Solo existía un trecho de cinco lunas entre nuestro encuentro y aquel momento. Era casi hilarante. Me bastaron nada más ciento veinte horas de ser consciente de que él y sus ojos grises iban por el mundo, para que la regularidad con la que las cuatro letras del nombre que llegaba importunando en mi no-tranquilidad se tornara en un problema tan incómodo e imposible de ignorar que la etiqueta de una camiseta nueva dándote comezón en la nuca.
En ocasiones no era tanta la molestia. Era sencillo pretender que no picaba demasiado al estar en casa, al fin y al cabo, tampoco me exigía mucha atención si lo único que podía hacer al matar las horas, que siempre eran muy largas al ocultarse el sol, era perder la mirada al otro lado del percudido cristal de la ventana, en la oscuridad de una noche que casi nunca mostraba estrellas, pues la espesura de las nubes no le daba tregua al pueblo una vez muerta la primavera. Articular en silencio la única sílaba de su nombre, demorándome en la 'm' y remarcando la 'ch' resultaba bien si necesitaba arrullarme antes de dormir.

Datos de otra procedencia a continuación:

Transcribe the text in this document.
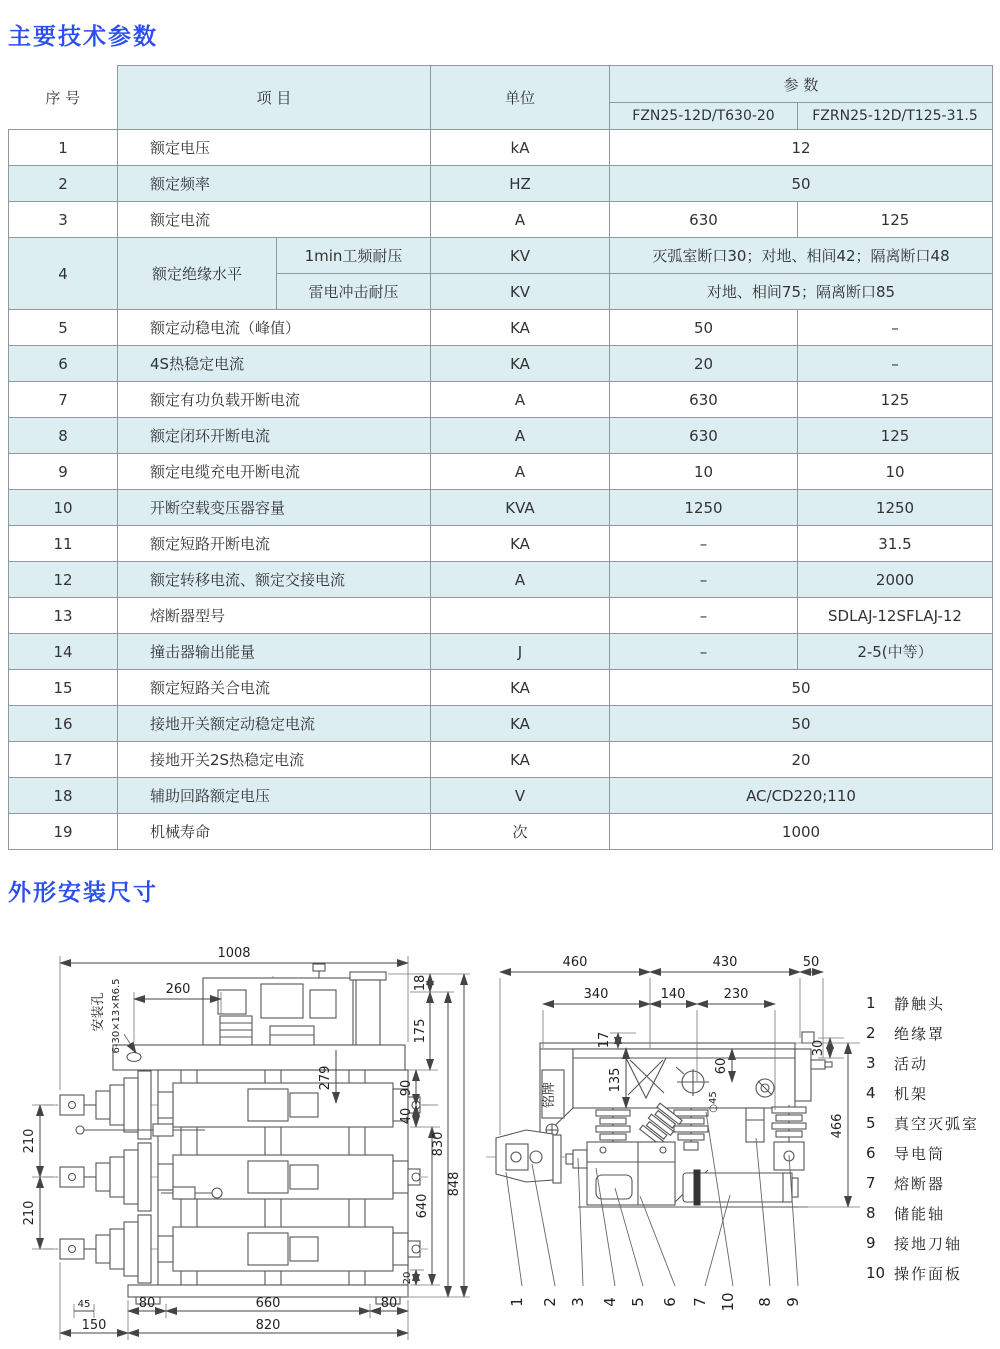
主要技术参数
序 号	项 目		单位	参 数	
				FZN25-12D/T630-20	FZRN25-12D/T125-31.5
1	额定电压		kA	12	
2	额定频率		HZ	50	
3	额定电流		A	630	125
4	额定绝缘水平	1min工频耐压	KV	灭弧室断口30；对地、相间42；隔离断口48	
		雷电冲击耐压	KV	对地、相间75；隔离断口85	
5	额定动稳电流（峰值）		KA	50	–
6	4S热稳定电流		KA	20	–
7	额定有功负载开断电流		A	630	125
8	额定闭环开断电流		A	630	125
9	额定电缆充电开断电流		A	10	10
10	开断空载变压器容量		KVA	1250	1250
11	额定短路开断电流		KA	–	31.5
12	额定转移电流、额定交接电流		A	–	2000
13	熔断器型号			–	SDLAJ-12SFLAJ-12
14	撞击器输出能量		J	–	2-5(中等）
15	额定短路关合电流		KA	50	
16	接地开关额定动稳定电流		KA	50	
17	接地开关2S热稳定电流		KA	20	
18	辅助回路额定电压		V	AC/CD220;110	
19	机械寿命		次	1000	
外形安装尺寸
1008
260
安装孔 6-30×13×R6.5	18
175
90
40
640
20
830
848
279
210
210
45	80	660	80
150	820
铭牌
460	430	50
340	140	230
17
135
60
○45
30
466
1 2 3 4 5 6 7 10 8 9
1	静触头
2	绝缘罩
3	活动
4	机架
5	真空灭弧室
6	导电筒
7	熔断器
8	储能轴
9	接地刀轴
10 操作面板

Mas no era lo mismo en los momentos donde era mi obligación estar despierto al ahora y así conseguir recordar qué pedido era correspondiente a cuál de las cincuenta y tres mesas durante las pesadas jornadas de trabajo. Mucho menos cuando después de varios infernales meses, por fin había conseguido el truco para ganar poquito a poco el favor de la estricta mujer que mi jefa llegaba a ser. Luego de no solo haber derramado una bandeja con un par de bebidas al darme un encontronazo de frente con uno de los clientes, sino cometido el error de confundir, sin querer, el plato de las hamburguesitas tamaño infantil de la mesa veintiuno; hecho derivado en una triada de ejecutivos sin saber cómo proceder con panes tan pequeños como sus palmas y un grupo de niños jugando con los espaguetis y los camarones, pude ver en sus ojos reaparecer la inmutable mirada de hastío que siempre me profesaba. Al menos esa vez sí me la gané a pulso..

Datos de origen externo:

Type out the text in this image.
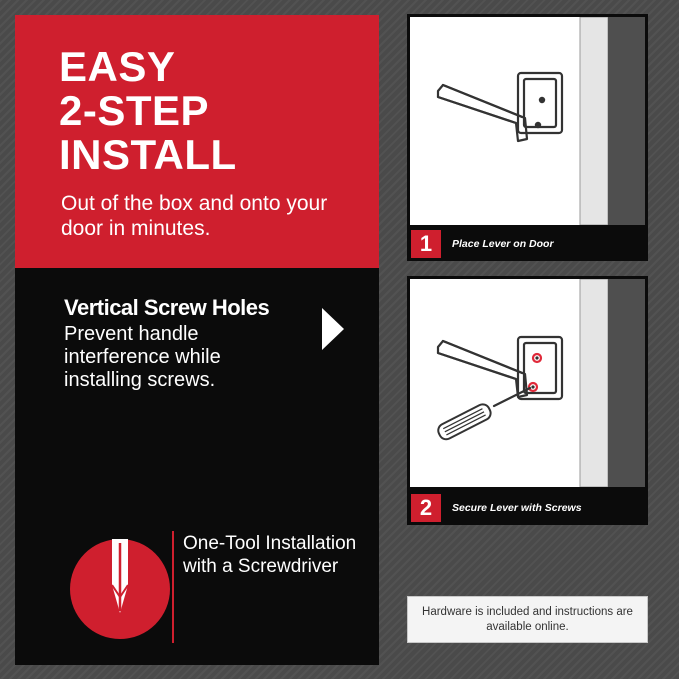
EASY
2-STEP
INSTALL

Out of the box and onto your door in minutes.

Vertical Screw Holes

Prevent handle interference while installing screws.

One-Tool Installation with a Screwdriver

1	Place Lever on Door
2	Secure Lever with Screws

Hardware is included and instructions are available online.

Algo era seguro, y no era necesario ser un genio para darse cuenta: ella aguardaba a que yo cometiera una última equivocación magistral a fin de poseer así la excusa perfecta de echarme a la calle sin ninguna clase de remordimiento y, por supuesto, sin ser increpada por sus propios superiores. No estaba en posición de permitirme que eso sucediera y quedarme sin empleo de nueva cuenta, y no se trataba nada más de mi desmedida renuencia a darle la razón o, peor aún, el gusto; sino que ese trabajo, incluso con sus bajas y bajísimas, con el cansancio que me tendía sobre los hombros y el horario que estaba seguro era una nueva forma de esclavitud y explotación moderna, era mi eterno pretexto a la hora de excusar todo el tiempo que yo pasaba muy lejos de casa.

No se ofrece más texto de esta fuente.